The growth of leisure time began in Sarnia in the late nineteenth century, although many sporting clubs wouldn’t begin organized activities until the early days of the 20th century.

One of the earliest to gain popularity was curling. Scottish-Canadians introduced the sport in 1873, when twelve members formed the Sarnia Curling Club.

They crafted rinks on the ice in Sarnia Bay, and played the game on frozen ponds along the London Road.

Two years later, the club built its first rink at Christina and Johnston streets. Membership was comprised of many distinguished Sarnia names, such as John, Charles and Daniel Mackenzie, James King, George Leys, A.H. Dalziel and William Ireland.

In 1892 as the sport grew in popularity they built a beautiful curling rink known as St. Andrew’s on Christina Street. Selling it in 1911, they built a new rink on Euphemia Street. The club outgrew that too, and in 1924, moved to North Front Street to what became known later as the Children’s Arena.

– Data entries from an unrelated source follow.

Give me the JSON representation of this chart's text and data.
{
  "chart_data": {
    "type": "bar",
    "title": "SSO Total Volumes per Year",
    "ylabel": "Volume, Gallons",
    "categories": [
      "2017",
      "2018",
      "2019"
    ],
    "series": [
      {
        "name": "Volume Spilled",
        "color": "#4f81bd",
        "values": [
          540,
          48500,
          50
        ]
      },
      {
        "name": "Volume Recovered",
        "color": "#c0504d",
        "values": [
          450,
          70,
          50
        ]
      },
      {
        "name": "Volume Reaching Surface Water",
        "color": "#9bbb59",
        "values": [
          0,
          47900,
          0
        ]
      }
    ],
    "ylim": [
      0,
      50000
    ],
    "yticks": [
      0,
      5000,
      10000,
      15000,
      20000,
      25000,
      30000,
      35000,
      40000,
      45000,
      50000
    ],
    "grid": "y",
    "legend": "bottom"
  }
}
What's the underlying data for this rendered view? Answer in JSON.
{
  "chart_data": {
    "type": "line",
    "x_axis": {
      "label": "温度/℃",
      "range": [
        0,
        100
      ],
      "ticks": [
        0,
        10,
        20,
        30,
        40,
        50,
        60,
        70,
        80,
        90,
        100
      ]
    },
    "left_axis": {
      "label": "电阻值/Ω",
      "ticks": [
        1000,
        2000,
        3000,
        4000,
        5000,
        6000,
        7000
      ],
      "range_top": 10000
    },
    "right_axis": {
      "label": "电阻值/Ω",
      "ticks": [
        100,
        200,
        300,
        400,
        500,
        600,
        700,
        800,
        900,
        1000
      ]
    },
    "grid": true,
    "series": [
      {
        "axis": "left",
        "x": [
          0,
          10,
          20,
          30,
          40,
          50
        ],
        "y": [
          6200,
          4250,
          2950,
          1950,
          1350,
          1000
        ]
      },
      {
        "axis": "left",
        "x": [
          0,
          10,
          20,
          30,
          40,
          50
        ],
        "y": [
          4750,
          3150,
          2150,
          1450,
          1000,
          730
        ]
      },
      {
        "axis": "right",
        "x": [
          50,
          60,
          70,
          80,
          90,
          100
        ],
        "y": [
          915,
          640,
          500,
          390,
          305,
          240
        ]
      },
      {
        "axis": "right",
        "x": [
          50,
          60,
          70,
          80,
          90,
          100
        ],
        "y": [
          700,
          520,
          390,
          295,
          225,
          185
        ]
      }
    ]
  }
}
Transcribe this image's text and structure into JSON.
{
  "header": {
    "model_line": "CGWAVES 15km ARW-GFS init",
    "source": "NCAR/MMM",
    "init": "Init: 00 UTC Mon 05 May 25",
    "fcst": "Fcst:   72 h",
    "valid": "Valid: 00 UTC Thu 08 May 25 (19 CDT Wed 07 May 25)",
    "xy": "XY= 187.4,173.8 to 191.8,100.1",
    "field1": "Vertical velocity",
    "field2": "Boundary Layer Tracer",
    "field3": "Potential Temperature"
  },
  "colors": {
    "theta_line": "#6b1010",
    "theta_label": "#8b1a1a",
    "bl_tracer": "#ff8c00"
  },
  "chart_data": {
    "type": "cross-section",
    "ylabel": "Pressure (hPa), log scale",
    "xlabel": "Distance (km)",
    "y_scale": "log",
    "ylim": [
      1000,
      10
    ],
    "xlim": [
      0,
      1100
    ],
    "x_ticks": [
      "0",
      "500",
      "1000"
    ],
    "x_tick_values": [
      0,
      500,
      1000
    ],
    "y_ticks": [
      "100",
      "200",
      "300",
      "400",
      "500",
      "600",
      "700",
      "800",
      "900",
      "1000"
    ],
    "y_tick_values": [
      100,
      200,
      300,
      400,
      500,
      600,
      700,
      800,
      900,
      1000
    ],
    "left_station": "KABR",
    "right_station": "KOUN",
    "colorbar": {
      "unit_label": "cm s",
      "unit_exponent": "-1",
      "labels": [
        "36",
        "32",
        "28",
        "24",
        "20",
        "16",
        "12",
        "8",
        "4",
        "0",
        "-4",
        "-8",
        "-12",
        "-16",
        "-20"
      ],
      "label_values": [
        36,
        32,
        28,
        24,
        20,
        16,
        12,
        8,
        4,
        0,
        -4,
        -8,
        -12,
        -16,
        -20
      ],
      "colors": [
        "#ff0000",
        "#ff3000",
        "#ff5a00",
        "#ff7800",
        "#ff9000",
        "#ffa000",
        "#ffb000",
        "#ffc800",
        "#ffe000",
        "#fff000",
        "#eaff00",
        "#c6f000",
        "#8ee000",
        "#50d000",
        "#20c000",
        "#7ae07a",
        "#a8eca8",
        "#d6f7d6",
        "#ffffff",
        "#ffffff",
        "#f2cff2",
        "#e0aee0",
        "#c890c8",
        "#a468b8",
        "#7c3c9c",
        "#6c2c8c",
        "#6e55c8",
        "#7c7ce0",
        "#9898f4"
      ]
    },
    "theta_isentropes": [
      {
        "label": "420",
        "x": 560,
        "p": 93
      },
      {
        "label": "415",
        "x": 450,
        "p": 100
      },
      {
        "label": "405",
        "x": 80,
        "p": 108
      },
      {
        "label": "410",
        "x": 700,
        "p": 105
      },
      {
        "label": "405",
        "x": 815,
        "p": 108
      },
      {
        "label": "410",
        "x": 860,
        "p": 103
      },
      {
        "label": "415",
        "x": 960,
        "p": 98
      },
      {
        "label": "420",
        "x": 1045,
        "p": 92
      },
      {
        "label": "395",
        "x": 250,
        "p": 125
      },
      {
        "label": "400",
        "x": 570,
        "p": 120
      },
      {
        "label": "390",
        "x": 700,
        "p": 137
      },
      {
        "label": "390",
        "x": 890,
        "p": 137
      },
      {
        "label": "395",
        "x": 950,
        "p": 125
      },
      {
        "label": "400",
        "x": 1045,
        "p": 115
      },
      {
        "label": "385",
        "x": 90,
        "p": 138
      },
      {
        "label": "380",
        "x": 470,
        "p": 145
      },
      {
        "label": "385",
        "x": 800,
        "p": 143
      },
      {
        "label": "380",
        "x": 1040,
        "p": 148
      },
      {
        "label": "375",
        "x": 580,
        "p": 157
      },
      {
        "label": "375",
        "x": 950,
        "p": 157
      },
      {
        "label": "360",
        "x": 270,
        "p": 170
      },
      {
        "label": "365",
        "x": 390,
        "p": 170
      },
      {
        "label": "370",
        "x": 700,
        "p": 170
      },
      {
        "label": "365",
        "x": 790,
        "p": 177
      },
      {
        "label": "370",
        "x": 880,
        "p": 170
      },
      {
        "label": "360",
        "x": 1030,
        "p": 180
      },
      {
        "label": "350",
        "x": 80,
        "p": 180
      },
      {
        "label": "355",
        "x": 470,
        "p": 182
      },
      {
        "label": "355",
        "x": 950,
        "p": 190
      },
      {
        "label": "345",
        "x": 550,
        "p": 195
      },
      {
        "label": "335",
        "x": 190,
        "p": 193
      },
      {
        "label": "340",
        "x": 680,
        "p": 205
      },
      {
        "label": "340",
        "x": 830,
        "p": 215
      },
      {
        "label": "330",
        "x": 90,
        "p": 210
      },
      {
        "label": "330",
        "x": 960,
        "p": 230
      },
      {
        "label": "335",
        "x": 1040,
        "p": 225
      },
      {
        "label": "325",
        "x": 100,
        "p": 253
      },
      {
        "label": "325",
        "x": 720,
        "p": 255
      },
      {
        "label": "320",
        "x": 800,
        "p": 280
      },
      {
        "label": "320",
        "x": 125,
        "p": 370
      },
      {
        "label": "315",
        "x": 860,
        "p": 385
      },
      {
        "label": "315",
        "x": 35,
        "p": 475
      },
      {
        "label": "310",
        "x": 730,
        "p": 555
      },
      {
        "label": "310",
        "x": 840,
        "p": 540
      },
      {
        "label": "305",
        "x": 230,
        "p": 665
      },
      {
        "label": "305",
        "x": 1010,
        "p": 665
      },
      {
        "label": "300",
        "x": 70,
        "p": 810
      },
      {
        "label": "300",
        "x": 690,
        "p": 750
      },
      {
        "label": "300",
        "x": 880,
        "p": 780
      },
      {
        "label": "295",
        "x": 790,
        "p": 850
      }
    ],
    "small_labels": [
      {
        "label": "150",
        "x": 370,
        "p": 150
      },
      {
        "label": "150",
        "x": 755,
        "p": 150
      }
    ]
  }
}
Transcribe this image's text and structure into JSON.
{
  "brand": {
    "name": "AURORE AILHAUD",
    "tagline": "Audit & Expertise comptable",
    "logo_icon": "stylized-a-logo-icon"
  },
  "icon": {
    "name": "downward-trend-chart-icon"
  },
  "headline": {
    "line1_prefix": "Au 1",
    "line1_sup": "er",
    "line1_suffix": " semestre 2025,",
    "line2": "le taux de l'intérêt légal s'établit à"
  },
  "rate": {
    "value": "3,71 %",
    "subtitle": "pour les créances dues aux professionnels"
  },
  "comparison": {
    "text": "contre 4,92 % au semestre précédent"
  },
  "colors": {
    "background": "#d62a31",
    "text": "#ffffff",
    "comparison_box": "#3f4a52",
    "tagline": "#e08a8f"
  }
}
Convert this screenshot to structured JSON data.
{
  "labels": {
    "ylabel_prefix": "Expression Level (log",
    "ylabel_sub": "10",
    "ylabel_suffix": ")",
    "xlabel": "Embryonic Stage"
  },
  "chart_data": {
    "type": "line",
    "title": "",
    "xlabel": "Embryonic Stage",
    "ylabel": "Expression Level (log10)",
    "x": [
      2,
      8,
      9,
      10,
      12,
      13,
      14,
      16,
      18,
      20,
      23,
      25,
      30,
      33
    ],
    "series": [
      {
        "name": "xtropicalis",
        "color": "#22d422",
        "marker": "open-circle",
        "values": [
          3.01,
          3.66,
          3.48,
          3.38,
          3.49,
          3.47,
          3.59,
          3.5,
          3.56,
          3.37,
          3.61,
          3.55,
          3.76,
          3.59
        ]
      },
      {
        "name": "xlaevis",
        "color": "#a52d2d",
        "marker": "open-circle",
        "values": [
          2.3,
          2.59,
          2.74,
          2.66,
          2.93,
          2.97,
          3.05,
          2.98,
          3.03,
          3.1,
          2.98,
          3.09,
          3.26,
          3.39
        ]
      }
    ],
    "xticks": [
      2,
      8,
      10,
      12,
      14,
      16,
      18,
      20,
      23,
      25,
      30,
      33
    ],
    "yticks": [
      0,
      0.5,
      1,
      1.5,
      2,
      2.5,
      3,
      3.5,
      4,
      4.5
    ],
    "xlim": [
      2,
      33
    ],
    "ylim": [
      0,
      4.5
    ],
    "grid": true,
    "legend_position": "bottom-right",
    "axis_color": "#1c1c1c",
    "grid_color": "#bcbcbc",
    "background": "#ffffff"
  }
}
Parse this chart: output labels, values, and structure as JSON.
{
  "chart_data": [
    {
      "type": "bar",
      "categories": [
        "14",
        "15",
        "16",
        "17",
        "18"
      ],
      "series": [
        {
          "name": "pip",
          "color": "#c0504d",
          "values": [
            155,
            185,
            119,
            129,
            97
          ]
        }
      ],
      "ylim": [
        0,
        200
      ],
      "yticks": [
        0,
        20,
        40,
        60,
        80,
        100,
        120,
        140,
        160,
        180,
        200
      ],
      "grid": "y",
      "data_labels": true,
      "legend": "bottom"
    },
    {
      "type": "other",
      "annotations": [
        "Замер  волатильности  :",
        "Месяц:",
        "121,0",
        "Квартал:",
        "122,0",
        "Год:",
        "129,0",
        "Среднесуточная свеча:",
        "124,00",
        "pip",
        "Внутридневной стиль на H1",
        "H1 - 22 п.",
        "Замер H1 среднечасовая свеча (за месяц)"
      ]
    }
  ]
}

Summer sports included tennis, lawn bowling and golf.

In 1905, six men built the first tennis courts at Davis and College streets. Shortly before the First World War, the club won its first Western Ontario Tennis League championship.

With many men away at war the club became dormant but picked up again in peacetime. In 1925, the revitalized Sarnia Tennis Club moved to Bayview Park and soon boasted over 100 members. It has been a constant part of Sarnia’s sporting scene ever since.

The Sarnia Lawn Bowling Club dates from the evening of Aug. 17, 1906. The club’s first greens and clubhouse were on Durand Street, just behind the courthouse and jail that stonemason and future prime minister Alexander Mackenzie had built facing Christina Street in the 1850s.

The Honourable Frederick F. Pardee, M.P., was honourary chairman of the club, which later joined with the Sarnia Curling Club to share facilities between Front and Christina streets at the foot of Maria Street.

Sarnia’s first golf club arrived in 1909, and the clubhouse was built at a cost of $600. The Sarnia Golf Club included such distinguished members as Frederick F. Pardee, W.J. Hanna, , R.V. LeSeuer, W.H. Kenny, and others.

By 1936, Sarnia’s centennial year, the city had four flourishing golf courses.

Another popular turn-of-the-century pastime was indoor baseball, which was played with large, mushy balls and stick-like bats. The bases were 27 feet apart and no gloves were worn.

The Sarnia Maple Leafs played teams from Detroit, Alpena, Port Huron and St. Clair.

Games were held in the Lambton Regiment Armoury and, later, in the Boys Brigade hall.

Unlike their namesakes in Toronto, the Sarnia Maple Leafs were winners, playing between 1898 and 1905.

Shortly after that players began taking the game outdoors where it morphed into the sport known as softball.